Tim Berners-Lee and the War On XML

Friday, 3 Nov 2006 [Thursday, 9 Nov 2006]

Tim Berners-Lee:

Some things are clearer with hindsight of several years. It is necessary to evolve HTML incrementally. The attempt to get the world to switch to XML, including quotes around attribute values and slashes in empty tags and namespaces all at once didn’t work. The large HTML-generating public did not move, largely because the browsers didn’t complain.

From following the discussion of Sir Tim’s announcement about a new HTML working group around the weblogs, I appear to be the only one to whom this bit made no sense at all.

Switching to XML is not the issue. The fact that the public didn’t move is not because XML is too big a break. The public, in fact, has often wanted to move more than they should. That they didn’t is because the majority browser engine doesn’t support XHTML at all. And is it any surprise that it doesn’t? There has been no urgency to implement such support. XHTML 2.0 does not yet exist (and in any case constitutes a complete abandonment of the 1.x track), whereas XHTML 1.x itself is just HTML 4.01 with a different syntactical outfit. Switching to XML, then, currently means giving up users in exchange for very little benefit. As a result, no one does it.

What should have been incremental is not the evolution of the syntax; it is the evolution of the vocabulary. Were switching to XML a requirement for reaping compelling benefits, the public would indubitably have moved. So would the majority browser engine.

Update: Phil Wilson, in response:

So if the majority browser engine did support XML, this presumably brings us to the question of what would those compelling benefits to the public be?
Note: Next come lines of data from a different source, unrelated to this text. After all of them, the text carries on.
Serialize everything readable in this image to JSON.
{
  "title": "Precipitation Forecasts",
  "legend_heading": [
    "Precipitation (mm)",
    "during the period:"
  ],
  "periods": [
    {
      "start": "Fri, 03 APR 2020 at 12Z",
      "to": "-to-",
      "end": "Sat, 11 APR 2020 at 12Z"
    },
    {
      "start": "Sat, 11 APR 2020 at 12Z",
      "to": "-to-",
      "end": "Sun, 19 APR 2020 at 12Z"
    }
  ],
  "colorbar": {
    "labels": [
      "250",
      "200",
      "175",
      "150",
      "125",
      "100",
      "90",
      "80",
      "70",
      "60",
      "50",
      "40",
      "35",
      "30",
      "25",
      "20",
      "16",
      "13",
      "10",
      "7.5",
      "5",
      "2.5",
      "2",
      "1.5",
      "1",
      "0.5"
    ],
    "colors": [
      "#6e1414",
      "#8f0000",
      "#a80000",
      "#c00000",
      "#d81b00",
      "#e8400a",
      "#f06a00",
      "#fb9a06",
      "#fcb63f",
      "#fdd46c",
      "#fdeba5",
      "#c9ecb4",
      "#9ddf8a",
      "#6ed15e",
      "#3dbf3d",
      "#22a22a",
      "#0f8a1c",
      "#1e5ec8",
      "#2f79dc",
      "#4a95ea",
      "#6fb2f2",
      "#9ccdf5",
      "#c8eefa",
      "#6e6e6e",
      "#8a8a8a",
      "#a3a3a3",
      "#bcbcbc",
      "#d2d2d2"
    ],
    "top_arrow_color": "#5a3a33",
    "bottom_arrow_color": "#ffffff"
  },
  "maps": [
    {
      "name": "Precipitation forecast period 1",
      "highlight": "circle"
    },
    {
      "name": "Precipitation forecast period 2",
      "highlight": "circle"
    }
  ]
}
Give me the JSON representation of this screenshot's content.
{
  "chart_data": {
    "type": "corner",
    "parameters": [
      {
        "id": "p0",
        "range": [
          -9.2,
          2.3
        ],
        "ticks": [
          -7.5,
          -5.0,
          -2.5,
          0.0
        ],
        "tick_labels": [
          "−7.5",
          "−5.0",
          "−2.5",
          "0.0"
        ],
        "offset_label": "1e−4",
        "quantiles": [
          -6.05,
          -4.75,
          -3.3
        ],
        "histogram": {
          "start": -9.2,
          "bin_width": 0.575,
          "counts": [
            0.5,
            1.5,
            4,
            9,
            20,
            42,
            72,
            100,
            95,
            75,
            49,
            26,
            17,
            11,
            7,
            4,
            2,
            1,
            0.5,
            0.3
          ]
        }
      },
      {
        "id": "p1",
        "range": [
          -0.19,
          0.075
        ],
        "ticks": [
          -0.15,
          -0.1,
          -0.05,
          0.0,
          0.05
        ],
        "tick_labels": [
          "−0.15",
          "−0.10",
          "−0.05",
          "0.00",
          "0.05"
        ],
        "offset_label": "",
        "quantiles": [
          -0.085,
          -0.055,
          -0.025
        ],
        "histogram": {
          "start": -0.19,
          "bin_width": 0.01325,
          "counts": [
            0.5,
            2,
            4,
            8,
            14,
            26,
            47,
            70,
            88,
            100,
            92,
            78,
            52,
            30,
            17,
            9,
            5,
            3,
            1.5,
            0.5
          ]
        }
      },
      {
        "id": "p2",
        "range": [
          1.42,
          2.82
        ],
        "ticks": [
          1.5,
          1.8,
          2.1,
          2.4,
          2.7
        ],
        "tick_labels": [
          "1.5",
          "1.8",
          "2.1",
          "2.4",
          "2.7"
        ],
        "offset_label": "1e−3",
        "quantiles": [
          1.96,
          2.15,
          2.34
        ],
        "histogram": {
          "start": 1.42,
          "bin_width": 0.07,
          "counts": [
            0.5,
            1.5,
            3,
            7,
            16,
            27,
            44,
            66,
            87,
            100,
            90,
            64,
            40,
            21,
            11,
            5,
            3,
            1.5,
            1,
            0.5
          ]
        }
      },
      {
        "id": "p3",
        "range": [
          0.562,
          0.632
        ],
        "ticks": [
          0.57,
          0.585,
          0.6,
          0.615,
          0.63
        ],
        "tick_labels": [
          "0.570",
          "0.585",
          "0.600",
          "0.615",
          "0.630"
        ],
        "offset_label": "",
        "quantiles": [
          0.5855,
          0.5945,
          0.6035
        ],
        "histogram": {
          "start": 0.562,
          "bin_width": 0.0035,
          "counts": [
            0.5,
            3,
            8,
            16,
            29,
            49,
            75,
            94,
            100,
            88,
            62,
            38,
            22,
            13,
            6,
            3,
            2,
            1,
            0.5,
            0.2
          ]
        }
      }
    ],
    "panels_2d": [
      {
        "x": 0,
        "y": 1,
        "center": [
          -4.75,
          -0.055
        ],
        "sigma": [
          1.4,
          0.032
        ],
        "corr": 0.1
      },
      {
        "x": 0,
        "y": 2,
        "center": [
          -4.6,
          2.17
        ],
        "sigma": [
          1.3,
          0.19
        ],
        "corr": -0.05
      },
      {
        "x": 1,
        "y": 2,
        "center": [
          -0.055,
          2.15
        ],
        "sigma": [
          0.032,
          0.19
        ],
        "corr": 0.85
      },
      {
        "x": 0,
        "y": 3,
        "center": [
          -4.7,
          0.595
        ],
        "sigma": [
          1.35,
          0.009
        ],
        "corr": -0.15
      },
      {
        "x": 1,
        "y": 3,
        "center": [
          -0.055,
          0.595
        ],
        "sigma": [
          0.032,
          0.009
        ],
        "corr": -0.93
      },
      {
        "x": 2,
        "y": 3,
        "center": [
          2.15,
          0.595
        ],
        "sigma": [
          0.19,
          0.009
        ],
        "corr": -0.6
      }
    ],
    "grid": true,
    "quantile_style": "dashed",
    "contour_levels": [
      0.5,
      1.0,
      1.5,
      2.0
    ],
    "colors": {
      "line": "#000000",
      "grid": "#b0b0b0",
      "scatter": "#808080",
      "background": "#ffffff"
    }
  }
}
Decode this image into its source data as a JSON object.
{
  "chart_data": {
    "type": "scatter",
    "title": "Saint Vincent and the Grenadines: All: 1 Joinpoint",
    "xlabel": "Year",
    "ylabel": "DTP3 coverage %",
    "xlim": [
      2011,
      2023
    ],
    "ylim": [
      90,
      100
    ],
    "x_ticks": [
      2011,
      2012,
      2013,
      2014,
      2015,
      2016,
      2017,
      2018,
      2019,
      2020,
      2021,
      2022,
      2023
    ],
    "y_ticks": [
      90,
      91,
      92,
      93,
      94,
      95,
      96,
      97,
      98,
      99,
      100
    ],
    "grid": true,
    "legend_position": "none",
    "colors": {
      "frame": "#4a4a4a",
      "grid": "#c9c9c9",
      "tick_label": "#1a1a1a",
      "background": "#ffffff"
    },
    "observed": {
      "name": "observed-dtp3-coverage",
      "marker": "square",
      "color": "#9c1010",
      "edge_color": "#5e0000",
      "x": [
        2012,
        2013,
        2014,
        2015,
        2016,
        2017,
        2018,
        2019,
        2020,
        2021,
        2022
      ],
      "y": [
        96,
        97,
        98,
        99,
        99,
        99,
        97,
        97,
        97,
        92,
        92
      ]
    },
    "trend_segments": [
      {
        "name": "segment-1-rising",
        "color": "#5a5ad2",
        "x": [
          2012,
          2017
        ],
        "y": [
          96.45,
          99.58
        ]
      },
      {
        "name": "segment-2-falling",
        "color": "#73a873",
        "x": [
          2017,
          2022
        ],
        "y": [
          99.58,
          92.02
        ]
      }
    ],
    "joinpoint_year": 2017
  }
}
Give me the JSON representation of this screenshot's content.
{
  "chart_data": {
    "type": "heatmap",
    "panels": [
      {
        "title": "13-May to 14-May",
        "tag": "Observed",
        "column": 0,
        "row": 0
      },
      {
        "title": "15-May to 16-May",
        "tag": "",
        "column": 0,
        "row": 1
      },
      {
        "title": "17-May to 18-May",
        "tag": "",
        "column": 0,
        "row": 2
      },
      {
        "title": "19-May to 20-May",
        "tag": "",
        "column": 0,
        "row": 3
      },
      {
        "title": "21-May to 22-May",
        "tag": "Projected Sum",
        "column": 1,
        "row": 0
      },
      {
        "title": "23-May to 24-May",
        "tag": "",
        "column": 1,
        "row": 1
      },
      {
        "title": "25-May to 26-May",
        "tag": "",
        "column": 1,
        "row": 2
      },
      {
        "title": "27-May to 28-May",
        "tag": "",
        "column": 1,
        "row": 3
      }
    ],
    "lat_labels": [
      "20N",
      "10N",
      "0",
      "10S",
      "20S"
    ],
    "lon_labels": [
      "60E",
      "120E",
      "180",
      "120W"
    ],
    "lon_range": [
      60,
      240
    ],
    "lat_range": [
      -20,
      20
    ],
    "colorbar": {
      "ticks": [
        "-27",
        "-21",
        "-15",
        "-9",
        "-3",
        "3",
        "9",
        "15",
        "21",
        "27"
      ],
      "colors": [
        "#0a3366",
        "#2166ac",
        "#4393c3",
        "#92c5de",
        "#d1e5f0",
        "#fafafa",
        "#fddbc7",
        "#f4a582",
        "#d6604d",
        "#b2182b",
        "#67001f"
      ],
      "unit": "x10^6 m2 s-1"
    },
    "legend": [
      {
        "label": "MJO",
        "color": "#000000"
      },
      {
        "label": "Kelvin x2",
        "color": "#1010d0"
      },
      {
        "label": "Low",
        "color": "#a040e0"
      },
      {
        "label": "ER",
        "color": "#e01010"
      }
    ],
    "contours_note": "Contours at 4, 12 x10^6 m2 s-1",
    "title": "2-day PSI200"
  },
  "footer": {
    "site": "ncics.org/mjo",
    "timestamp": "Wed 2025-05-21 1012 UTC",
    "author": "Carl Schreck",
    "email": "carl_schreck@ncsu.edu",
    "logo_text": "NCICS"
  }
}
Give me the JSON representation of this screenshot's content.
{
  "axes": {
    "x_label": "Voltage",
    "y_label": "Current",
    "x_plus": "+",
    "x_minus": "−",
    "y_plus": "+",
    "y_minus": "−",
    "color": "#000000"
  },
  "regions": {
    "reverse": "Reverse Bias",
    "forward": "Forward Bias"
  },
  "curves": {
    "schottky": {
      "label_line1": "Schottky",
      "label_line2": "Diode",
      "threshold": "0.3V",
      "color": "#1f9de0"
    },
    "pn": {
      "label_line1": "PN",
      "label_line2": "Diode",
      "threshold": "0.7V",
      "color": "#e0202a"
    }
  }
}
I guess I didn’t make myself clear enough. My point is not that XML itself would bring compelling benefits. My point is: had there been an XHTML 1.5 with compelling new features, then the necessity of switching to XML wouldn’t have been a barrier to its adoption. XML is not the problem. The fact that there never was an XHTML 1.5 is the problem. XHTML 1.1 did not fail to get traction because it necessitates switching to XML; it failed because in absence of anything new in it that users would want, there never was any urgency for the majority browser to support it.